This article develops this argument by first discussing the definition and usage of the term “public good”, followed by a consideration of commercialization and public good in universities and government laboratories, highlighting the importance of mandates to deliver benefits to society. Then, various examples are provided in which commercialization (i.e., the creation of private benefits) constitutes a conflict, a complement, or even the critical component to delivering benefits to society. Thus, the relationship between commercialization and the creation of societal benefits is shown to be more nuanced than often assumed, and it becomes clear that expertise and careful consideration are required to ensure that societal benefits are indeed maximized, as discussed in the conclusion.
Public Good: Definition and Usage
There are two fundamentally different definitions of the term "public good", which are both widely used in the context of innovation resulting from publicly funded research. One definition is based on a "common sense" or intuitive interpretation of the term; the other is based on economic terminology.
Common usage refers to the public good as anything that is good for the public, for example activities, services, or products that lead to benefits to citizens or society. The term "public good" is not usually defined explicitly in the academic literature with this connotation (e.g., Heisey & Adelman, 2011), although the concept is clearly much debated in the context of mandates of public sector organizations and commercialization of research results (Deiaco et al., 2012).
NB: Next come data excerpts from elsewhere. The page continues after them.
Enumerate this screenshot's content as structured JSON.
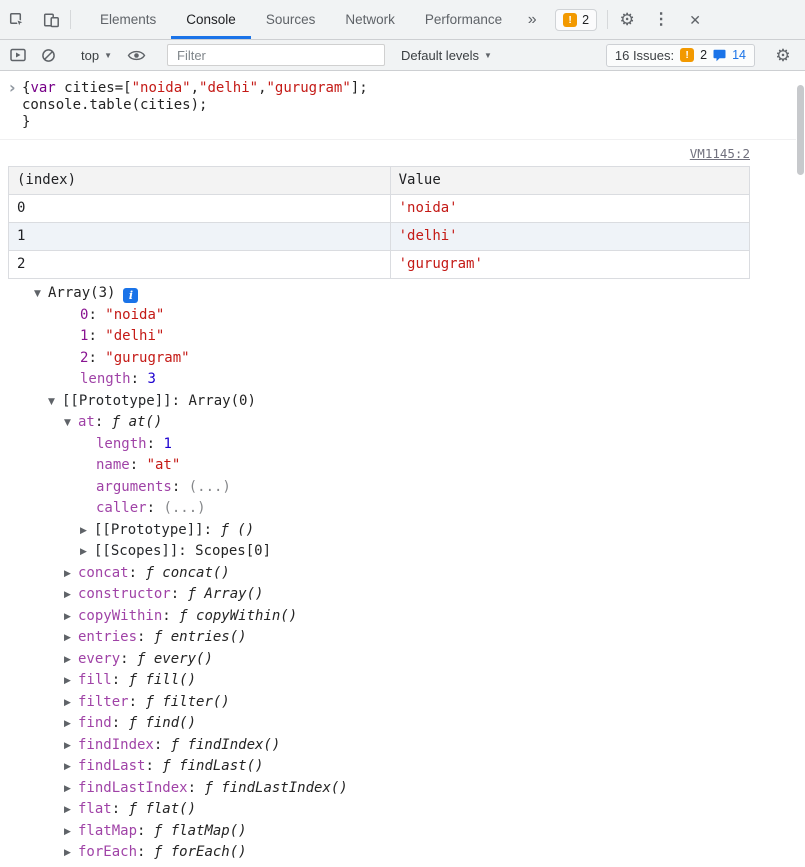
{
  "colors": {
    "accent_blue": "#1a73e8",
    "string_red": "#c41a16",
    "property_purple": "#881391",
    "number_blue": "#1c00cf",
    "warning_amber": "#f29900"
  },
  "icons": {
    "warning": "!",
    "info": "i",
    "more_tabs": "»",
    "overflow_menu": "⋮",
    "close": "✕",
    "settings": "⚙",
    "caret_down": "▼",
    "input_chevron": "›",
    "tree_open": "▼",
    "tree_closed": "▶"
  },
  "tabbar": {
    "tabs": [
      {
        "label": "Elements",
        "active": false
      },
      {
        "label": "Console",
        "active": true
      },
      {
        "label": "Sources",
        "active": false
      },
      {
        "label": "Network",
        "active": false
      },
      {
        "label": "Performance",
        "active": false
      }
    ],
    "issues_badge_count": "2"
  },
  "toolbar": {
    "context_value": "top",
    "filter_placeholder": "Filter",
    "filter_value": "",
    "levels_value": "Default levels",
    "issues_label": "16 Issues:",
    "issues_error_count": "2",
    "issues_message_count": "14"
  },
  "console": {
    "input_lines": [
      [
        {
          "t": "{",
          "s": "plain"
        },
        {
          "t": "var",
          "s": "keyword"
        },
        {
          "t": " cities=[",
          "s": "plain"
        },
        {
          "t": "\"noida\"",
          "s": "string"
        },
        {
          "t": ",",
          "s": "plain"
        },
        {
          "t": "\"delhi\"",
          "s": "string"
        },
        {
          "t": ",",
          "s": "plain"
        },
        {
          "t": "\"gurugram\"",
          "s": "string"
        },
        {
          "t": "];",
          "s": "plain"
        }
      ],
      [
        {
          "t": "console.table(cities);",
          "s": "plain"
        }
      ],
      [
        {
          "t": "}",
          "s": "plain"
        }
      ]
    ],
    "message": {
      "source_link": "VM1145:2",
      "table": {
        "headers": [
          "(index)",
          "Value"
        ],
        "rows": [
          {
            "index": "0",
            "value": "'noida'"
          },
          {
            "index": "1",
            "value": "'delhi'"
          },
          {
            "index": "2",
            "value": "'gurugram'"
          }
        ]
      }
    },
    "result_tree": {
      "root_label": "Array(3)",
      "root_expanded": true,
      "rows": [
        {
          "key": "0",
          "value": "\"noida\"",
          "vtype": "string",
          "depth": 1,
          "expand": "none",
          "enumerable": true
        },
        {
          "key": "1",
          "value": "\"delhi\"",
          "vtype": "string",
          "depth": 1,
          "expand": "none",
          "enumerable": true
        },
        {
          "key": "2",
          "value": "\"gurugram\"",
          "vtype": "string",
          "depth": 1,
          "expand": "none",
          "enumerable": true
        },
        {
          "key": "length",
          "value": "3",
          "vtype": "number",
          "depth": 1,
          "expand": "none"
        },
        {
          "key": "[[Prototype]]",
          "value": "Array(0)",
          "vtype": "plain",
          "depth": 1,
          "expand": "open",
          "internal": true
        },
        {
          "key": "at",
          "value": "ƒ at()",
          "vtype": "function",
          "depth": 2,
          "expand": "open"
        },
        {
          "key": "length",
          "value": "1",
          "vtype": "number",
          "depth": 3,
          "expand": "none"
        },
        {
          "key": "name",
          "value": "\"at\"",
          "vtype": "string",
          "depth": 3,
          "expand": "none"
        },
        {
          "key": "arguments",
          "value": "(...)",
          "vtype": "muted",
          "depth": 3,
          "expand": "none"
        },
        {
          "key": "caller",
          "value": "(...)",
          "vtype": "muted",
          "depth": 3,
          "expand": "none"
        },
        {
          "key": "[[Prototype]]",
          "value": "ƒ ()",
          "vtype": "function",
          "depth": 3,
          "expand": "closed",
          "internal": true
        },
        {
          "key": "[[Scopes]]",
          "value": "Scopes[0]",
          "vtype": "plain",
          "depth": 3,
          "expand": "closed",
          "internal": true
        },
        {
          "key": "concat",
          "value": "ƒ concat()",
          "vtype": "function",
          "depth": 2,
          "expand": "closed"
        },
        {
          "key": "constructor",
          "value": "ƒ Array()",
          "vtype": "function",
          "depth": 2,
          "expand": "closed"
        },
        {
          "key": "copyWithin",
          "value": "ƒ copyWithin()",
          "vtype": "function",
          "depth": 2,
          "expand": "closed"
        },
        {
          "key": "entries",
          "value": "ƒ entries()",
          "vtype": "function",
          "depth": 2,
          "expand": "closed"
        },
        {
          "key": "every",
          "value": "ƒ every()",
          "vtype": "function",
          "depth": 2,
          "expand": "closed"
        },
        {
          "key": "fill",
          "value": "ƒ fill()",
          "vtype": "function",
          "depth": 2,
          "expand": "closed"
        },
        {
          "key": "filter",
          "value": "ƒ filter()",
          "vtype": "function",
          "depth": 2,
          "expand": "closed"
        },
        {
          "key": "find",
          "value": "ƒ find()",
          "vtype": "function",
          "depth": 2,
          "expand": "closed"
        },
        {
          "key": "findIndex",
          "value": "ƒ findIndex()",
          "vtype": "function",
          "depth": 2,
          "expand": "closed"
        },
        {
          "key": "findLast",
          "value": "ƒ findLast()",
          "vtype": "function",
          "depth": 2,
          "expand": "closed"
        },
        {
          "key": "findLastIndex",
          "value": "ƒ findLastIndex()",
          "vtype": "function",
          "depth": 2,
          "expand": "closed"
        },
        {
          "key": "flat",
          "value": "ƒ flat()",
          "vtype": "function",
          "depth": 2,
          "expand": "closed"
        },
        {
          "key": "flatMap",
          "value": "ƒ flatMap()",
          "vtype": "function",
          "depth": 2,
          "expand": "closed"
        },
        {
          "key": "forEach",
          "value": "ƒ forEach()",
          "vtype": "function",
          "depth": 2,
          "expand": "closed"
        }
      ]
    }
  }
}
The economic definition opposes public goods and private goods, focusing on two characteristics of goods that relate to their use by others: excludability and rivalry. Excludability refers to the possibility of preventing others from using the good. An item purchased by an individual, for example a computer, can be used by the purchaser, and there is no cost to preventing others from using the item. Rivalry refers to whether the item would be consumed through its use. If an item, such as food, is perfectly rivalrous and “it is consumed by one person, none of it remains for any other” (Hindriks & Myles, 2006). In this sense, a pure private good is defined as having perfect excludability and rivalry, and a pure public good shows perfect nonexcludability and nonrivalry (Hindriks & Myles, 2006).
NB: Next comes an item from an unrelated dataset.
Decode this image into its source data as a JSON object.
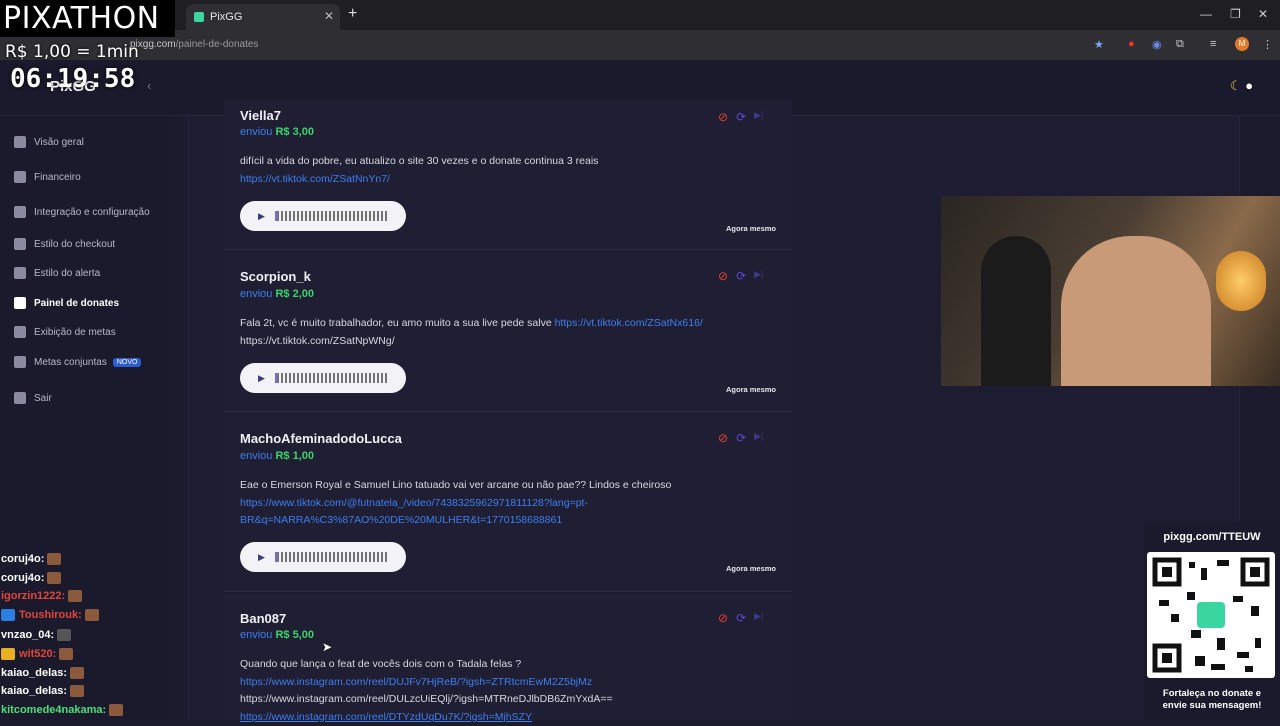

Based on these two characteristics of goods, Table 1 shows that economists also define two related types of goods: club goods and common property resources. This juxtaposition of public and private goods is obviously an abstraction: real goods may not neatly fall into one category.
Table 1. Typology of goods, with examples. Adapted from Hindricks and Myles (2006).
|
Rivalrous |
Non-rivalrous |
Excludable |
Private Good Examples: most products, including products incorporating research results, (e.g., computers, cars, medical drugs) |
Club Good Examples: facilities used by a consortium |
Non-excludable |
Common Property Resource Examples: a lake anyone can use for fishing |
Public Good Examples: published research, data |
Public goods, in the economic sense, have been covered extensively in the academic literature, and the distinction between public goods and private goods has been instrumental in explaining why markets are inefficient in providing certain goods, such as basic research or national defence, and why governments therefore need to provide or support the provision of these goods.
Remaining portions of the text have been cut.